Then you have Rahab who really was a prostitute, and she wasn’t a Jew, she was a Canaanite, a different ethnicity. We meet her in Joshua 2 where God takes extraordinary measures to save her and her family from the destruction of Jericho and bring them into His blessing and promises for Israel.  And this is a common thing, to see God adopting people in, bringing people that you would not expect into His family.

It’s the same thing that happened with Ruth who we meet in the book of Ruth – she was from Moab, a nation the Jews hated.  She had been married to a man who was a Jew, but he died along with all the other men of the family leaving Ruth and her mother-in-law Naomi in a precarious position.  But God changed her life and her destiny through the kindness of Boaz, and the woman who once felt as though she had nothing, eventually had a grandson who sat on the throne of Israel: King David, Israel’s most beloved king.

Of course, David didn’t always make the best choices.  He’s famous for things like slaying the giant Goliath, but he’s also infamous for stealing the wife of another man.  Bathsheba “had been the wife of Uriah” until David used his position of power to take advantage of her, which you can read about in 2 Samuel 11. 

Each of these women were in a vulnerable place – Tamar couldn’t get the support she was entitled to, Rahab was a citizen of a city facing destruction, Ruth had lost her husband and all economic security along with him, and Bathsheba was the victim of a predator.  Some of them brought difficulty on themselves, others were just victims of circumstance or the choices of others, but God redeemed them all and turned their stories into part of the lineage of Christ. 

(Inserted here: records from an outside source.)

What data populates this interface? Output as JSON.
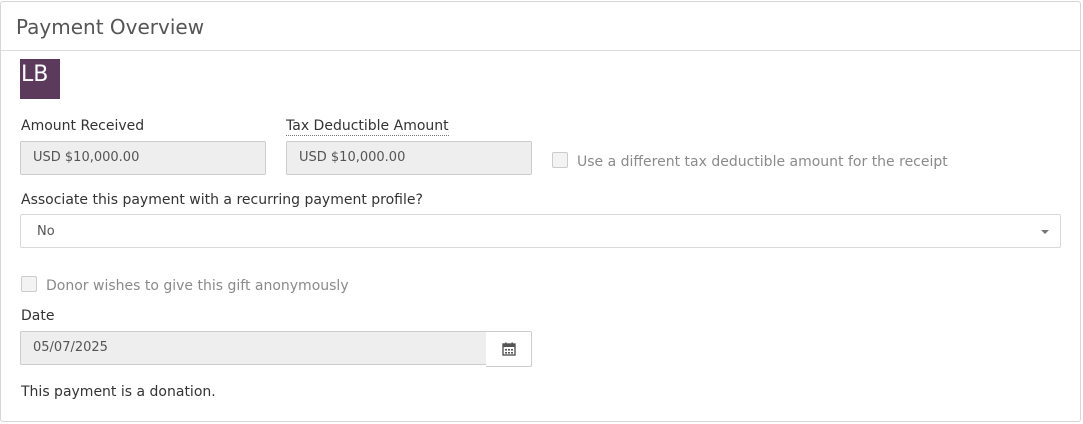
{
  "panel": {
    "title": "Payment Overview"
  },
  "avatar": {
    "initials": "LB",
    "color": "#5b3a5c"
  },
  "amount_received": {
    "label": "Amount Received",
    "value": "USD $10,000.00"
  },
  "tax_deductible": {
    "label": "Tax Deductible Amount",
    "value": "USD $10,000.00"
  },
  "different_tax_checkbox": {
    "label": "Use a different tax deductible amount for the receipt",
    "checked": false
  },
  "recurring": {
    "label": "Associate this payment with a recurring payment profile?",
    "selected": "No"
  },
  "anonymous_checkbox": {
    "label": "Donor wishes to give this gift anonymously",
    "checked": false
  },
  "date": {
    "label": "Date",
    "value": "05/07/2025",
    "button_icon": "calendar-icon"
  },
  "info": {
    "text": "This payment is a donation."
  }
}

And then you have the kings – they’re a mixed bag as well.  From King David on you have a list of rulers who had a spotty record of righteousness and debauchery.  We just mentioned David’s highlights and humiliations, but then you have men like his grandson Rehoboam who was a wicked ruler – so bad in fact that it led to a split in the Kingdom.  His son Abijah was wicked like dad, but then things turned around with Asa who was good, and so was his son, Jehoshaphat, but Joram his son was wicked and then he had Uzziah who had some good moments, but was also struck down with leprosy for attempting to enter the temple and burn incense, something only the priests were allowed to do (2 Chronicles 26:16-21).

What’s the lesson here?  It’s this: politicians will never be our saviors, it doesn’t matter what party they represent, they’re still human beings and human beings are tempted to make bad choices because of power.  They don’t, and can’t know everything, do everything, or fix everything. And even if things are good for a season, they’re going to be bad again sooner or later because human beings are still involved.  No political party is ever going to save us or be 100% reliable.

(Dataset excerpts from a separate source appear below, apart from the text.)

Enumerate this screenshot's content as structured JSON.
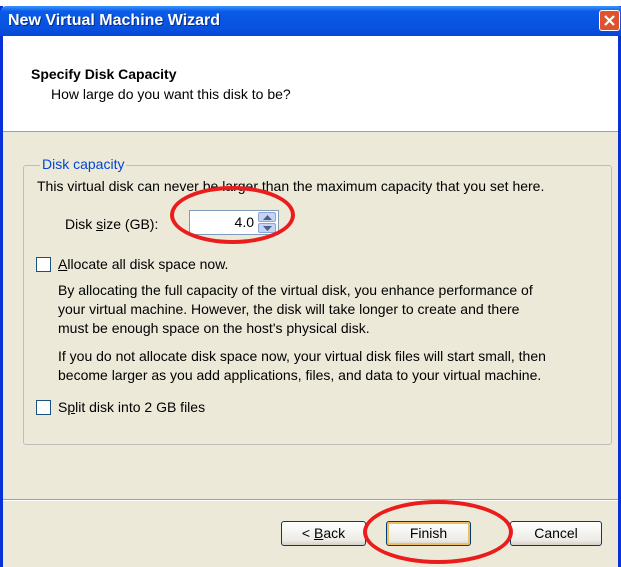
{
  "window": {
    "title": "New Virtual Machine Wizard"
  },
  "header": {
    "title": "Specify Disk Capacity",
    "subtitle": "How large do you want this disk to be?"
  },
  "group": {
    "legend": "Disk capacity",
    "description": "This virtual disk can never be larger than the maximum capacity that you set here.",
    "disk_size_label": "Disk size (GB):",
    "disk_size_value": "4.0"
  },
  "allocate": {
    "label": "Allocate all disk space now.",
    "checked": false,
    "para1_line1": "By allocating the full capacity of the virtual disk, you enhance performance of",
    "para1_line2": "your virtual machine.  However, the disk will take longer to create and there",
    "para1_line3": "must be enough space on the host's physical disk.",
    "para2_line1": "If you do not allocate disk space now, your virtual disk files will start small, then",
    "para2_line2": "become larger as you add applications, files, and data to your virtual machine."
  },
  "split": {
    "label": "Split disk into 2 GB files",
    "checked": false
  },
  "buttons": {
    "back": "< Back",
    "finish": "Finish",
    "cancel": "Cancel"
  },
  "colors": {
    "titlebar": "#0853e0",
    "annotation": "#ea1c1c",
    "legend": "#0046d5"
  }
}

The flip and flop of the character of the kings also shows us that good parents can have bad kids and bad parents can have good kids because we all, every generation, need to have our own relationship with God.  You can’t ride on your parent’s coattails on the one hand, but neither are you doomed by your parents on the other.  We all need Jesus and we can all have Jesus.

So, what we find in the genealogy is God fulfilling His promises – doing what He said He would do: provide a savior through Abraham and David who would be a blessing to all humanity.

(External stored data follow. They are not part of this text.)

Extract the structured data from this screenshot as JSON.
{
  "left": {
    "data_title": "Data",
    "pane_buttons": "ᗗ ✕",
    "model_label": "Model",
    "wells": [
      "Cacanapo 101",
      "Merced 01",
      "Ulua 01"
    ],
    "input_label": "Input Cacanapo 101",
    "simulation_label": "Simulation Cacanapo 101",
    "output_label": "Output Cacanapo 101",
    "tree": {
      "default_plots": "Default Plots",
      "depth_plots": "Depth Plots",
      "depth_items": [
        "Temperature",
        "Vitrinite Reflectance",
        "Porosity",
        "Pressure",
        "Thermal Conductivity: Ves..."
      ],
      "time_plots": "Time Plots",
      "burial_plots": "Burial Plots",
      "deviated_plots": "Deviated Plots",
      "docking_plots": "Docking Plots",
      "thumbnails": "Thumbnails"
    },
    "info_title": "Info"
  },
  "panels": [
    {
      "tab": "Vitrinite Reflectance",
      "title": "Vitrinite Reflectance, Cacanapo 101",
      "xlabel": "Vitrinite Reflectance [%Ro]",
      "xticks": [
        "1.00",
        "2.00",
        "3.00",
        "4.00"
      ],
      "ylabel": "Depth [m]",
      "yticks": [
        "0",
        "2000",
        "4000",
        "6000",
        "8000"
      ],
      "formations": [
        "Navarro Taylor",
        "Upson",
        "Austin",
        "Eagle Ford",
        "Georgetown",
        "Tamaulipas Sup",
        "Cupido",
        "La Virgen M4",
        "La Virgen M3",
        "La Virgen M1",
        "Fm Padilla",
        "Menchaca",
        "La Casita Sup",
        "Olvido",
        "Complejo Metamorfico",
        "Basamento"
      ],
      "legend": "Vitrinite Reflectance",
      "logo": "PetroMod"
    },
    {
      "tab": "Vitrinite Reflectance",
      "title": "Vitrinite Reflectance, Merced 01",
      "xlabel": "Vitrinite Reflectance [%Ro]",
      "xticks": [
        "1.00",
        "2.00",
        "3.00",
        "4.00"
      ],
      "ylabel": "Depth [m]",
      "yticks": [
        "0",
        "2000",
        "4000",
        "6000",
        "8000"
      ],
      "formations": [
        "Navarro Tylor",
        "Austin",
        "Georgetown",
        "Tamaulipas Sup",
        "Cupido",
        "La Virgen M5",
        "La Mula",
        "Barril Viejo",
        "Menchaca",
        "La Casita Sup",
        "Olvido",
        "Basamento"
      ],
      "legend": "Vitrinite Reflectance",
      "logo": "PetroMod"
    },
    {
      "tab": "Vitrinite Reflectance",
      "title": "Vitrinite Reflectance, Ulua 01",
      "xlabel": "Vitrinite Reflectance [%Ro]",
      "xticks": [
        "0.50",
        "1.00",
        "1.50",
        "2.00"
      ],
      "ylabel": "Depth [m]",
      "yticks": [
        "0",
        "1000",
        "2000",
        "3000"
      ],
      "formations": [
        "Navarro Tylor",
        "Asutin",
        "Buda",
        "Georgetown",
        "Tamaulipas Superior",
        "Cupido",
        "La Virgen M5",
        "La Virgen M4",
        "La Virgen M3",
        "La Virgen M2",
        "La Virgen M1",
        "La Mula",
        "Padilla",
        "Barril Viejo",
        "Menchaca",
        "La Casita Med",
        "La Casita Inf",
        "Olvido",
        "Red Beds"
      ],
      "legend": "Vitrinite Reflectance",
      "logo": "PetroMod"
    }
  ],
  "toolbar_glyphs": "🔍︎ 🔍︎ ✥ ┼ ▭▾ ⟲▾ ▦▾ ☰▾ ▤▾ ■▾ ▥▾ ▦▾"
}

But we also find a sample of the kind of people Jesus came to save: Jews like Jacob, Jesse, and Josiah, Moabites like Ruth and Canaanites like Rahab, men like Solomon and women like Tamar, saints like Boaz and sinners like Uzziah, rulers like David and carpenters like Joseph.  People like you, and people like me.  We all need Jesus.

This genealogy shows us that no one has it together enough, no is popular enough, no one is powerful enough to create their own forgiveness and salvation. 

But it also shows us that no one is too far gone, no one has too much or sinned too big to be forgiven.  We all need Jesus who came to call sinners to salvation, and to give us a new identity in Christ.

This genealogy presents God’s extravagant grace on display and we see it again in the life of the man who wrote it down.  There is a God who brings the outsiders in.

This morning if you will turn to Jesus He will include you in His family - where your sin abounds grace abounds much more.  And if you will make yourself available to Him, He will go to work in your life like He did in Matthew and redeem and transform your skills and abilities for His glory.  Will you do that?

We’re about to celebrate communion, and as the men distribute the elements, I want to encourage you to take a moment and pray.  Confess your sins to God, ask for forgiveness, and offer Him your life once again – to make of it whatever He pleases.  For His glory, and your satisfaction and joy.